This paper provides a more complete analysis on the concessionary behaviors and planned negotiation tactics of both the auditors and the client management in the same negotiation context. The findings can improve auditor practitioners’ self-awareness in the audit adjustment negotiation process and help them better consider the effect of deadline pressure on negotiations. The result that auditors react differently than the clients under the deadline pressure is particularly useful for auditor practitioners to predict the behavior of their clients and to design effective negotiation trainings.
Bennett, G. B., R. C. Hatfield, and C. Stefaniak. 2015. The Effect of Deadline Pressure on Pre‐Negotiation Positions: A Comparison of Auditors and Client Management. Contemporary Accounting Research 32 (4): 1507–1528.
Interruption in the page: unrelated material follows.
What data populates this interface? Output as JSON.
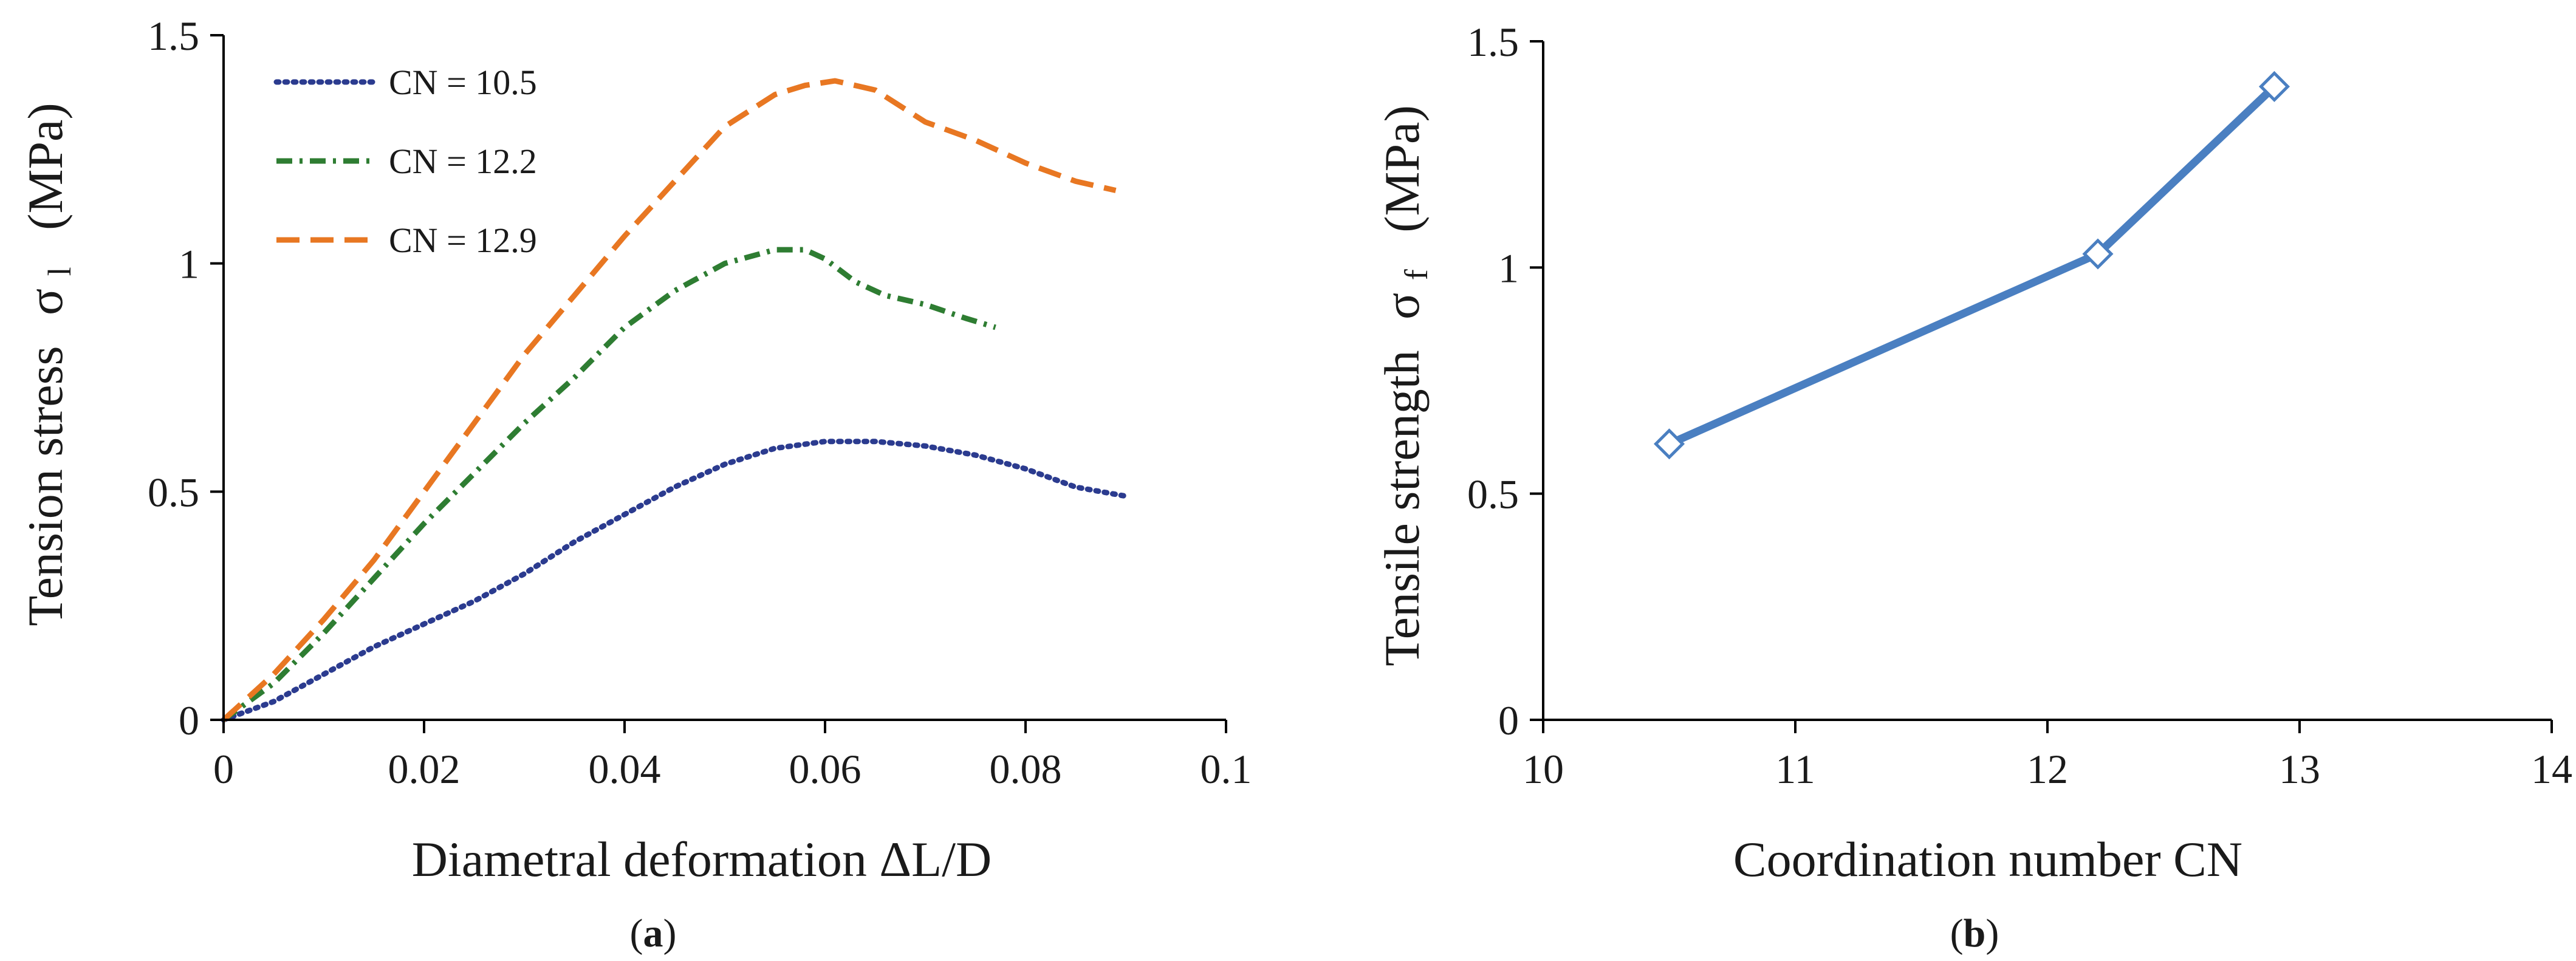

This study provides further support for the importance of office-specific characteristics on audit and financial reporting outcomes and provides evidence of the benefit of office-specific industry expertise. The study should be of interest to financial reporters and audit firms interested in reducing audit report lag times and to regulators and investors interested in increasing the timeliness of financial reporting information.
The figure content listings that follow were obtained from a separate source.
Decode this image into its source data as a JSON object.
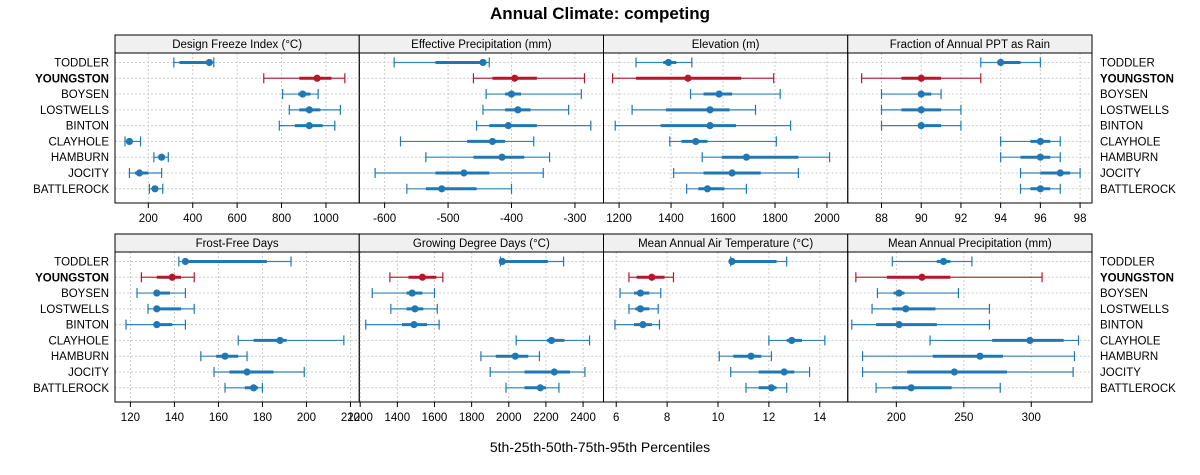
{
  "chart_data": {
    "type": "dotplot-percentiles",
    "title": "Annual Climate: competing",
    "xlabel": "5th-25th-50th-75th-95th Percentiles",
    "ylabel": "",
    "grid": true,
    "colors": {
      "default": "#1f78b4",
      "highlight": "#b2182b"
    },
    "highlight": "YOUNGSTON",
    "categories": [
      "TODDLER",
      "YOUNGSTON",
      "BOYSEN",
      "LOSTWELLS",
      "BINTON",
      "CLAYHOLE",
      "HAMBURN",
      "JOCITY",
      "BATTLEROCK"
    ],
    "percentiles": [
      "5th",
      "25th",
      "50th",
      "75th",
      "95th"
    ],
    "panels": [
      {
        "title": "Design Freeze Index (°C)",
        "xlim": [
          50,
          1150
        ],
        "ticks": [
          200,
          400,
          600,
          800,
          1000
        ],
        "tick_side": "bottom",
        "values": [
          [
            315,
            340,
            475,
            480,
            495
          ],
          [
            720,
            880,
            960,
            1025,
            1085
          ],
          [
            805,
            875,
            895,
            930,
            965
          ],
          [
            835,
            880,
            925,
            975,
            1065
          ],
          [
            790,
            860,
            925,
            985,
            1040
          ],
          [
            95,
            105,
            115,
            125,
            165
          ],
          [
            225,
            245,
            260,
            265,
            290
          ],
          [
            115,
            140,
            160,
            200,
            260
          ],
          [
            205,
            220,
            230,
            240,
            265
          ]
        ]
      },
      {
        "title": "Effective Precipitation (mm)",
        "xlim": [
          -640,
          -255
        ],
        "ticks": [
          -600,
          -500,
          -400,
          -300
        ],
        "tick_side": "bottom",
        "values": [
          [
            -585,
            -520,
            -445,
            -440,
            -435
          ],
          [
            -460,
            -430,
            -395,
            -360,
            -285
          ],
          [
            -440,
            -410,
            -400,
            -385,
            -290
          ],
          [
            -445,
            -410,
            -390,
            -370,
            -310
          ],
          [
            -455,
            -435,
            -405,
            -360,
            -275
          ],
          [
            -575,
            -470,
            -430,
            -410,
            -365
          ],
          [
            -535,
            -460,
            -415,
            -380,
            -340
          ],
          [
            -615,
            -520,
            -475,
            -435,
            -350
          ],
          [
            -565,
            -535,
            -510,
            -455,
            -400
          ]
        ]
      },
      {
        "title": "Elevation (m)",
        "xlim": [
          1140,
          2080
        ],
        "ticks": [
          1200,
          1400,
          1600,
          1800,
          2000
        ],
        "tick_side": "bottom",
        "values": [
          [
            1265,
            1370,
            1390,
            1420,
            1480
          ],
          [
            1175,
            1265,
            1465,
            1670,
            1795
          ],
          [
            1475,
            1525,
            1585,
            1635,
            1820
          ],
          [
            1250,
            1380,
            1550,
            1625,
            1725
          ],
          [
            1185,
            1360,
            1550,
            1650,
            1860
          ],
          [
            1395,
            1440,
            1495,
            1540,
            1805
          ],
          [
            1520,
            1595,
            1690,
            1890,
            2010
          ],
          [
            1410,
            1525,
            1635,
            1745,
            1890
          ],
          [
            1460,
            1505,
            1540,
            1605,
            1690
          ]
        ]
      },
      {
        "title": "Fraction of Annual PPT as Rain",
        "xlim": [
          86.3,
          98.6
        ],
        "ticks": [
          88,
          90,
          92,
          94,
          96,
          98
        ],
        "tick_side": "bottom",
        "values": [
          [
            93,
            94,
            94,
            95,
            96
          ],
          [
            87,
            89,
            90,
            91,
            93
          ],
          [
            88,
            90,
            90,
            90.5,
            91
          ],
          [
            88,
            89,
            90,
            91,
            92
          ],
          [
            88,
            90,
            90,
            91,
            92
          ],
          [
            94,
            95.5,
            96,
            96.5,
            97
          ],
          [
            94,
            95,
            96,
            96.5,
            97
          ],
          [
            95,
            96,
            97,
            97.5,
            98
          ],
          [
            95,
            95.5,
            96,
            96.5,
            97
          ]
        ]
      },
      {
        "title": "Frost-Free Days",
        "xlim": [
          113,
          224
        ],
        "ticks": [
          120,
          140,
          160,
          180,
          200,
          220
        ],
        "tick_side": "bottom",
        "values": [
          [
            142,
            145,
            145,
            182,
            193
          ],
          [
            125,
            132,
            139,
            143,
            149
          ],
          [
            123,
            131,
            132,
            138,
            145
          ],
          [
            128,
            131,
            132,
            143,
            149
          ],
          [
            118,
            131,
            132,
            139,
            145
          ],
          [
            169,
            176,
            188,
            191,
            217
          ],
          [
            152,
            159,
            163,
            169,
            173
          ],
          [
            158,
            165,
            173,
            185,
            199
          ],
          [
            163,
            172,
            176,
            178,
            180
          ]
        ]
      },
      {
        "title": "Growing Degree Days (°C)",
        "xlim": [
          1195,
          2510
        ],
        "ticks": [
          1200,
          1400,
          1600,
          1800,
          2000,
          2200,
          2400
        ],
        "tick_side": "bottom",
        "values": [
          [
            1955,
            1965,
            1965,
            2210,
            2295
          ],
          [
            1360,
            1460,
            1535,
            1610,
            1645
          ],
          [
            1265,
            1450,
            1480,
            1535,
            1600
          ],
          [
            1365,
            1450,
            1495,
            1540,
            1615
          ],
          [
            1230,
            1425,
            1490,
            1560,
            1625
          ],
          [
            2040,
            2205,
            2230,
            2300,
            2435
          ],
          [
            1850,
            1930,
            2035,
            2105,
            2165
          ],
          [
            1900,
            2085,
            2245,
            2330,
            2410
          ],
          [
            1985,
            2085,
            2170,
            2200,
            2270
          ]
        ]
      },
      {
        "title": "Mean Annual Air Temperature (°C)",
        "xlim": [
          5.5,
          15.1
        ],
        "ticks": [
          6,
          8,
          10,
          12,
          14
        ],
        "tick_side": "bottom",
        "values": [
          [
            10.5,
            10.5,
            10.55,
            12.3,
            12.7
          ],
          [
            6.5,
            6.8,
            7.4,
            7.9,
            8.25
          ],
          [
            6.15,
            6.7,
            6.95,
            7.3,
            7.75
          ],
          [
            6.5,
            6.75,
            6.95,
            7.3,
            7.65
          ],
          [
            5.95,
            6.7,
            7.05,
            7.4,
            7.7
          ],
          [
            12.0,
            12.7,
            12.9,
            13.3,
            14.2
          ],
          [
            10.05,
            10.6,
            11.3,
            11.7,
            12.1
          ],
          [
            10.5,
            11.6,
            12.6,
            13.0,
            13.6
          ],
          [
            11.1,
            11.6,
            12.1,
            12.3,
            12.7
          ]
        ]
      },
      {
        "title": "Mean Annual Precipitation (mm)",
        "xlim": [
          164,
          345
        ],
        "ticks": [
          200,
          250,
          300
        ],
        "tick_side": "bottom",
        "values": [
          [
            197,
            230,
            235,
            240,
            256
          ],
          [
            170,
            193,
            219,
            240,
            308
          ],
          [
            186,
            198,
            202,
            206,
            246
          ],
          [
            182,
            197,
            207,
            229,
            269
          ],
          [
            167,
            185,
            202,
            230,
            269
          ],
          [
            225,
            271,
            299,
            324,
            335
          ],
          [
            175,
            227,
            262,
            279,
            332
          ],
          [
            175,
            208,
            243,
            282,
            331
          ],
          [
            185,
            197,
            211,
            241,
            277
          ]
        ]
      }
    ]
  }
}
Whitworth, J. D., and T. A. Lambert. 2014. Office-Level Characteristics of the Big 4 and Audit Report Timeliness. Auditing: A Journal of Practice & Theory 33 (3): 129-152.
This study contributes to the literature in a number of important ways. First, the authors present evidence that managers still tacitly encourage underreporting by their engagement team, even in a setting without explicit mention of time budgets as a performance metric. Thus, while explicit incentives may have reduced, it appears likely that implicit manager incentives to underreport persist. Second, the results suggest that managers’ tacit encouragement of underreporting is contrary to what the “principals” of the firm appear to want. Further, the authors find a positive association between partners’ beliefs about how likely it is the senior reported all hours worked and their preference for the senior. Third, the agency framework perspective on the phenomenon of underreporting suggests that agency theory can assist researchers, regulators, and practitioners wishing to understand and curb the behavior.
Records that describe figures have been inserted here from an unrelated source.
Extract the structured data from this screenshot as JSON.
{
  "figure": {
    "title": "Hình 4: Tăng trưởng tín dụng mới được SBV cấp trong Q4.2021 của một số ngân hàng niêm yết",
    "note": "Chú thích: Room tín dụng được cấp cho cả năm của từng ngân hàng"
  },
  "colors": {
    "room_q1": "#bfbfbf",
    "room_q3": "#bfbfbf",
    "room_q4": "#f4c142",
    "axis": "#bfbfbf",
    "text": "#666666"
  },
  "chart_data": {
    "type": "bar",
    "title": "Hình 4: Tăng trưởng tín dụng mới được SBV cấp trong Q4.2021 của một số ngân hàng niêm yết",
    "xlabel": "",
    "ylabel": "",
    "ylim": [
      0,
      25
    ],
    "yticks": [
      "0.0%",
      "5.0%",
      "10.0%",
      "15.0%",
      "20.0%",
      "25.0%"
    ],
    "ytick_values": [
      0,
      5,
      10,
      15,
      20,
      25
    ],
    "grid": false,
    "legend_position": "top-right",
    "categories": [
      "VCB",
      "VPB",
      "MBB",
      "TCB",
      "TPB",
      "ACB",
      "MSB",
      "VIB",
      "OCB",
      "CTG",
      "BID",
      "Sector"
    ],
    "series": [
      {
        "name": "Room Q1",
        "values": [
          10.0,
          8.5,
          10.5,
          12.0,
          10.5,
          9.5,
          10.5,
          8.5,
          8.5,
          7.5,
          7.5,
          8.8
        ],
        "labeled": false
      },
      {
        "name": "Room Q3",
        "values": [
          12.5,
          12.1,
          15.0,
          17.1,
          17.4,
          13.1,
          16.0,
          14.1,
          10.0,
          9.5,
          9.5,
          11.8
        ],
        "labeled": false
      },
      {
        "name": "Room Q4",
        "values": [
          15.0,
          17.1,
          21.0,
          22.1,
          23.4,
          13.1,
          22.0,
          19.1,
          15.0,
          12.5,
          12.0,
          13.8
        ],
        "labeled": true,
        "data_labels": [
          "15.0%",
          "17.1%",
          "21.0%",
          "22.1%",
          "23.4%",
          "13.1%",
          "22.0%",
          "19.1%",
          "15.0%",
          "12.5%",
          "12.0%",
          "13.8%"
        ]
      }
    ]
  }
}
Agoglia, C. P., R. C. Hatfield, and T. A. Lambert. 2015. Audit team time reporting: An agency theory perspective. Accounting, Organizations & Society 44: 1-14.
Although both auditors and fraud specialists added non-standard procedures to the audit program, auditors cut the budgets for some standard procedures, making room in the overall audit budget for non-standard additional procedures. In contrast, fraud specialists added standard procedures, but they were not more effective than those selected by auditors, and also provided less budget room for those procedures. The involvement of fraud specialists in planning an audit engagement where fraud risk is present is likely to lead to additional audit effort and cost, possibly without commensurate benefit. However, considering the potential consequences to the auditor of undiscovered fraud, it may be cost-effective to include additional non-standard procedures in an audit program if they improve the probability of discovering a fraud.
Boritz, J. E., Kochetova-Kozloski, N., & Robinson, L. 2015. Are Fraud Specialists Relatively More Effective than Auditors at Modifying Audit Programs in the Presence of Fraud Risk? Accounting Review 90 (3): 881-915.
The results of this study suggest that public accounting firms that highlight the need for auditors to get creative and think outside the box, and presumably provide incentives for the auditors to do so may be enabling themselves with the potential to provide superior performance in the face of impending time constraints. Given the many forms of time constraints that exist in the auditing profession, thinking outside the box to create a strategic and efficient allocation of time could greatly improve the work of auditors today.
For more information on this study, please contact Kin-Yew Low.
Low, K., and Tan, H. 2011. Does time constraint lead to poorer audit performance? Effects of forewarning of impending time constraints and instructions. Auditing: A Journal of Practice and Theory 30 (4): 173-190.
The distribution of fiscal year-end companies in an auditor’s client portfolio can place significant strains on the resources of a CPA firm. Auditors are cautioned about the damaging effects of workload compression on the auditor-client relationship. Policymakers should consider auditors’ workloads when enacting new rules and regulations.
López, D. M., and G. F. Peters. 2011. Auditor Workload Compression and Busy Season Auditor Switching. Accounting Horizons 25 (2):357-380
It is important for auditors to understand that extending an audit not only creates the opportunity to collect additional evidence but also increased the time pressure on auditors. Audit firms should consider how to mitigate the time pressure associated with long audit. Further, audit committees should understand the trade-off involved in pressuring the auditors to meet filing deadlines and the effect on audit quality. Finally, regulators should be attentive to the consequences future regulation can have with time pressures on auditors and reduced filing times
For more information on this study, please contact Dr. David Hurtt.
Alan I. Blankley, David N. Hurtt, and Jason E. MacGregor. 2014. The Relationship between Audit Report Lags and Future Restatements. Auditing: A Journal of Practice & Theory 33 (2): 27-57.